The Mujahedin Khalq has been accused of carrying out bombings and assassinations in Iran in the 1980s. The exile group had been on the U.S. list of foreign terrorist organizations but was removed a year ago, after intense lobbying effort to convince Congress that the exiles had renounced violence.
Camp Ashraf housed more than 3,000 Iranian exiles at the time of the U.S. occupation, and an agreement between the departing Americans and Maliki’s government called for a phased transfer of the Iranians to the protection of other countries.
Since Hussein’s ouster and execution, the resurgent Shiite influence in the Iraqi government has grown closer to Tehran and hostile toward the exiles seeking the Iranian government’s overthrow. Iraqi officials in recent months began transferring large numbers from Camp Ashraf to a former U.S. base near Baghdad as a prelude for closing the exiles’ long-time refuge. Only about 100 were left at Camp Ashraf when the Sept. 1 raid occurred. Fifty-two Iranians were found slain execution-style, with their hands bound behind their backs and bullet wounds in the head.
Iran Freedom Committee, another Iranian dissident exile group, accused the Maliki government of “acting as a puppet” of the Tehran government in failing to protect the exiles, the Iran Focus news site reported.
“It was fine while the Americans were protecting the refugees, but they were transferred to the Iraqi government forces in 2009,” when the U.S. drawdown began, said Alireza Jafarzadeh, an author and analyst from the National Council of Resistance of Iran.
The council acquired a gruesome dossier of photographs from the massacre site, which Jafarzadeh shared with the Los Angeles Times, and has been disseminating them in an effort to generate international outrage over the killings. Some members of Congress, including San Fernando Valley Democrat Judy Chu, have appealed for condemnation of the attack and investigation to show who was behind it.

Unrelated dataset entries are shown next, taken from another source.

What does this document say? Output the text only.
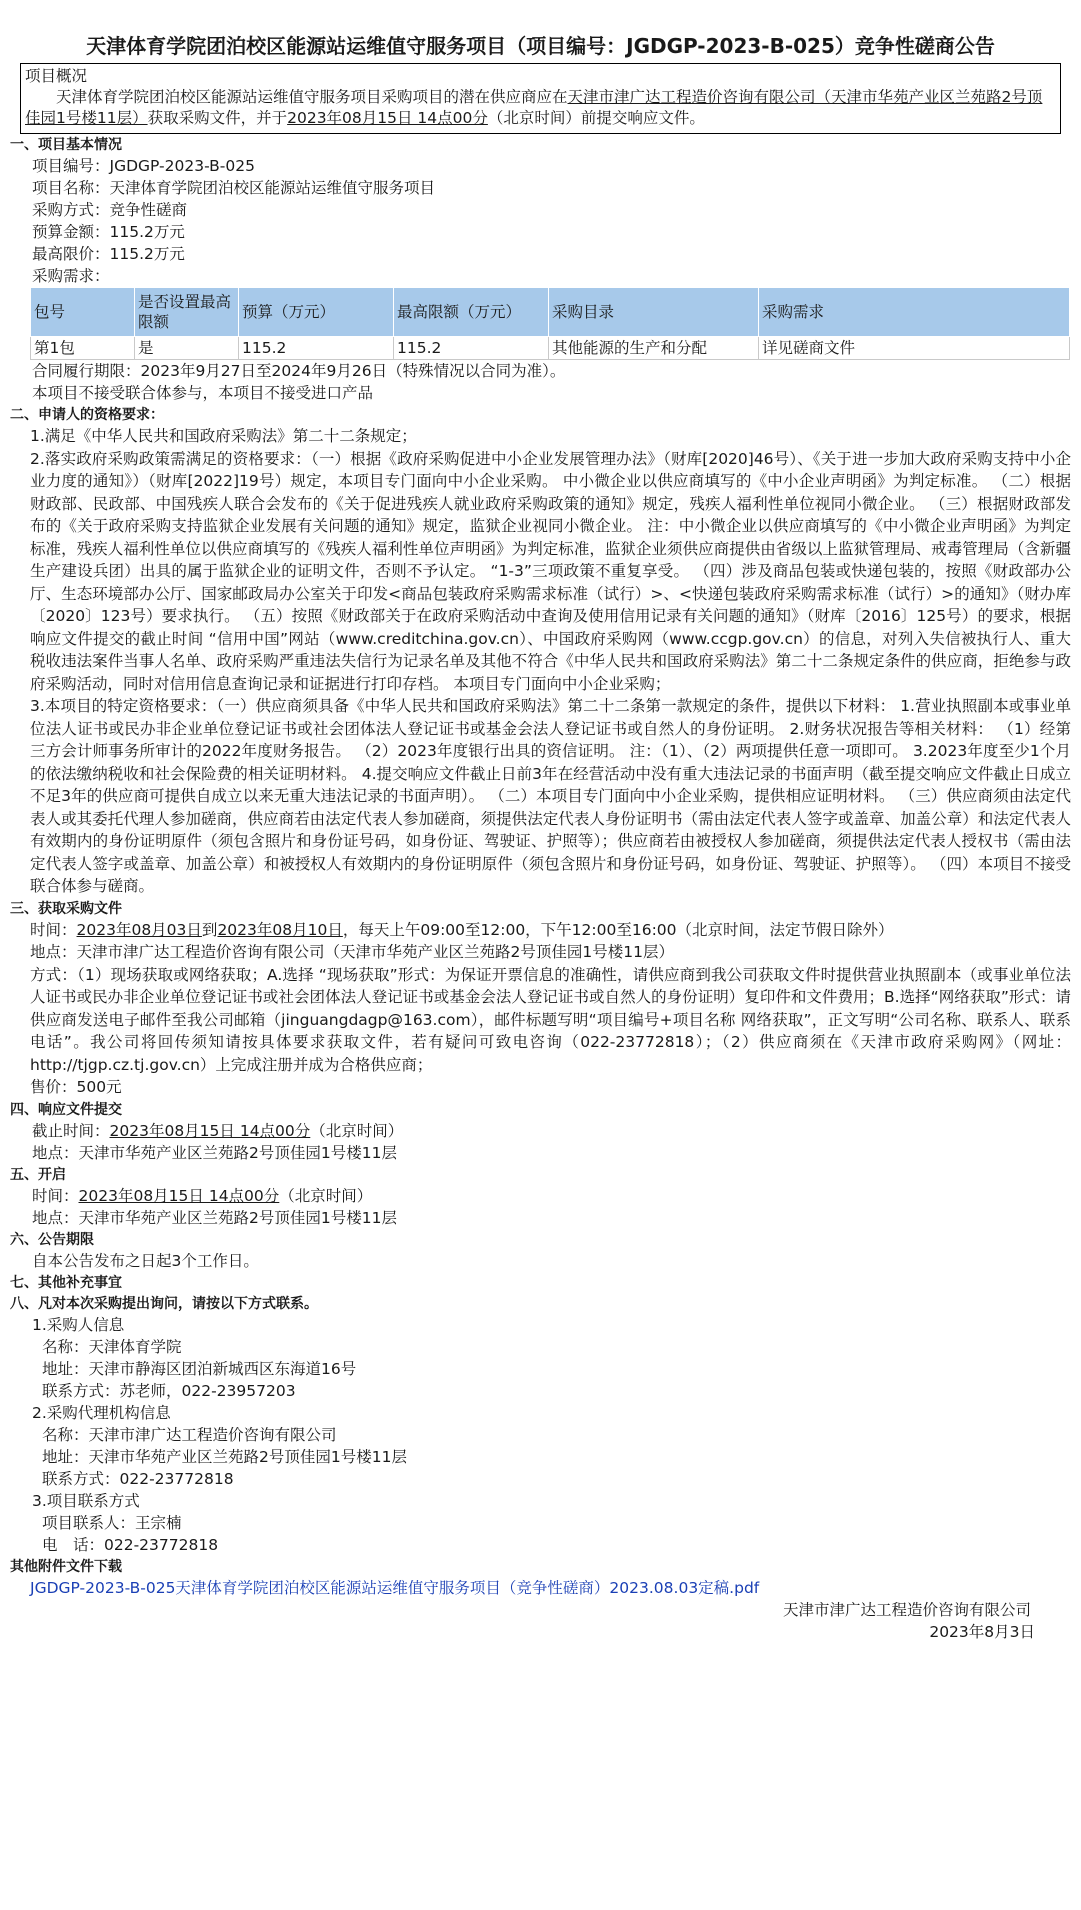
天津体育学院团泊校区能源站运维值守服务项目（项目编号：JGDGP-2023-B-025）竞争性磋商公告
项目概况
天津体育学院团泊校区能源站运维值守服务项目采购项目的潜在供应商应在天津市津广达工程造价咨询有限公司（天津市华苑产业区兰苑路2号顶佳园1号楼11层）获取采购文件，并于2023年08月15日 14点00分（北京时间）前提交响应文件。
一、项目基本情况
项目编号：JGDGP-2023-B-025
项目名称：天津体育学院团泊校区能源站运维值守服务项目
采购方式：竞争性磋商
预算金额：115.2万元
最高限价：115.2万元
采购需求：
包号	是否设置最高限额	预算（万元）	最高限额（万元）	采购目录	采购需求
第1包	是	115.2	115.2	其他能源的生产和分配	详见磋商文件
合同履行期限：2023年9月27日至2024年9月26日（特殊情况以合同为准）。
本项目不接受联合体参与，本项目不接受进口产品
二、申请人的资格要求：
1.满足《中华人民共和国政府采购法》第二十二条规定；
2.落实政府采购政策需满足的资格要求：（一）根据《政府采购促进中小企业发展管理办法》（财库[2020]46号）、《关于进一步加大政府采购支持中小企业力度的通知》）（财库[2022]19号）规定，本项目专门面向中小企业采购。 中小微企业以供应商填写的《中小企业声明函》为判定标准。 （二）根据财政部、民政部、中国残疾人联合会发布的《关于促进残疾人就业政府采购政策的通知》规定，残疾人福利性单位视同小微企业。 （三）根据财政部发布的《关于政府采购支持监狱企业发展有关问题的通知》规定，监狱企业视同小微企业。 注：中小微企业以供应商填写的《中小微企业声明函》为判定标准，残疾人福利性单位以供应商填写的《残疾人福利性单位声明函》为判定标准，监狱企业须供应商提供由省级以上监狱管理局、戒毒管理局（含新疆生产建设兵团）出具的属于监狱企业的证明文件，否则不予认定。 “1-3”三项政策不重复享受。 （四）涉及商品包装或快递包装的，按照《财政部办公厅、生态环境部办公厅、国家邮政局办公室关于印发<商品包装政府采购需求标准（试行）>、<快递包装政府采购需求标准（试行）>的通知》（财办库〔2020〕123号）要求执行。 （五）按照《财政部关于在政府采购活动中查询及使用信用记录有关问题的通知》（财库〔2016〕125号）的要求，根据响应文件提交的截止时间 “信用中国”网站（www.creditchina.gov.cn）、中国政府采购网（www.ccgp.gov.cn）的信息，对列入失信被执行人、重大税收违法案件当事人名单、政府采购严重违法失信行为记录名单及其他不符合《中华人民共和国政府采购法》第二十二条规定条件的供应商，拒绝参与政府采购活动，同时对信用信息查询记录和证据进行打印存档。 本项目专门面向中小企业采购；
3.本项目的特定资格要求：（一）供应商须具备《中华人民共和国政府采购法》第二十二条第一款规定的条件，提供以下材料： 1.营业执照副本或事业单位法人证书或民办非企业单位登记证书或社会团体法人登记证书或基金会法人登记证书或自然人的身份证明。 2.财务状况报告等相关材料： （1）经第三方会计师事务所审计的2022年度财务报告。 （2）2023年度银行出具的资信证明。 注：（1）、（2）两项提供任意一项即可。 3.2023年度至少1个月的依法缴纳税收和社会保险费的相关证明材料。 4.提交响应文件截止日前3年在经营活动中没有重大违法记录的书面声明（截至提交响应文件截止日成立不足3年的供应商可提供自成立以来无重大违法记录的书面声明）。 （二）本项目专门面向中小企业采购，提供相应证明材料。 （三）供应商须由法定代表人或其委托代理人参加磋商，供应商若由法定代表人参加磋商，须提供法定代表人身份证明书（需由法定代表人签字或盖章、加盖公章）和法定代表人有效期内的身份证明原件（须包含照片和身份证号码，如身份证、驾驶证、护照等）；供应商若由被授权人参加磋商，须提供法定代表人授权书（需由法定代表人签字或盖章、加盖公章）和被授权人有效期内的身份证明原件（须包含照片和身份证号码，如身份证、驾驶证、护照等）。 （四）本项目不接受联合体参与磋商。
三、获取采购文件
时间：2023年08月03日到2023年08月10日，每天上午09:00至12:00，下午12:00至16:00（北京时间，法定节假日除外）
地点：天津市津广达工程造价咨询有限公司（天津市华苑产业区兰苑路2号顶佳园1号楼11层）
方式：（1）现场获取或网络获取；A.选择 “现场获取”形式：为保证开票信息的准确性，请供应商到我公司获取文件时提供营业执照副本（或事业单位法人证书或民办非企业单位登记证书或社会团体法人登记证书或基金会法人登记证书或自然人的身份证明）复印件和文件费用；B.选择“网络获取”形式：请供应商发送电子邮件至我公司邮箱（jinguangdagp@163.com），邮件标题写明“项目编号+项目名称 网络获取”，正文写明“公司名称、联系人、联系电话”。我公司将回传须知请按具体要求获取文件，若有疑问可致电咨询（022-23772818）；（2）供应商须在《天津市政府采购网》（网址：http://tjgp.cz.tj.gov.cn）上完成注册并成为合格供应商；
售价：500元
四、响应文件提交
截止时间：2023年08月15日 14点00分（北京时间）
地点：天津市华苑产业区兰苑路2号顶佳园1号楼11层
五、开启
时间：2023年08月15日 14点00分（北京时间）
地点：天津市华苑产业区兰苑路2号顶佳园1号楼11层
六、公告期限
自本公告发布之日起3个工作日。
七、其他补充事宜
八、凡对本次采购提出询问，请按以下方式联系。
1.采购人信息
名称：天津体育学院
地址：天津市静海区团泊新城西区东海道16号
联系方式：苏老师，022-23957203
2.采购代理机构信息
名称：天津市津广达工程造价咨询有限公司
地址：天津市华苑产业区兰苑路2号顶佳园1号楼11层
联系方式：022-23772818
3.项目联系方式
项目联系人：王宗楠
电　话：022-23772818
其他附件文件下载
JGDGP-2023-B-025天津体育学院团泊校区能源站运维值守服务项目（竞争性磋商）2023.08.03定稿.pdf
天津市津广达工程造价咨询有限公司
2023年8月3日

Council President Maryam Radjavi was also in Geneva on Thursday to appeal to the U.N. human rights panel for intervention to protect the seven hostages, six of them women, from being handed over to Tehran and subjected to mistreatment at the hands of the government they had fled.
“I call on the High Commissioner for Human Rights, Navi Pillay, to take the necessary urgent measures to save these hostages,” said Radjavi. “A first step would be a call for their liberation.”
U.N. relief workers have provided assistance to Camp Ashraf for years but the world body has so far made no formal inquiries on the Sept. 1 killings.
A U.N. official in Iraq announced a week ago that “the successful relocation of the last group of Camp Ashraf residents” had been completed, as envisioned under agreements on the transfer of authority to Iraqi officials after the U.S. withdrawal, a report on the U.N. website said.
In a reflection of the enduring hostility between Tehran’s government and the Iranian exiles, Iran’s Tasnim news agency referred to the Mujahedin Khalq as a terrorist group in reporting that an member of the Iraqi parliament had demanded that all Iranian exiles be expelled. The article also referred to the deep-seated hatred of the exiles that pervades the Iraqi leadership.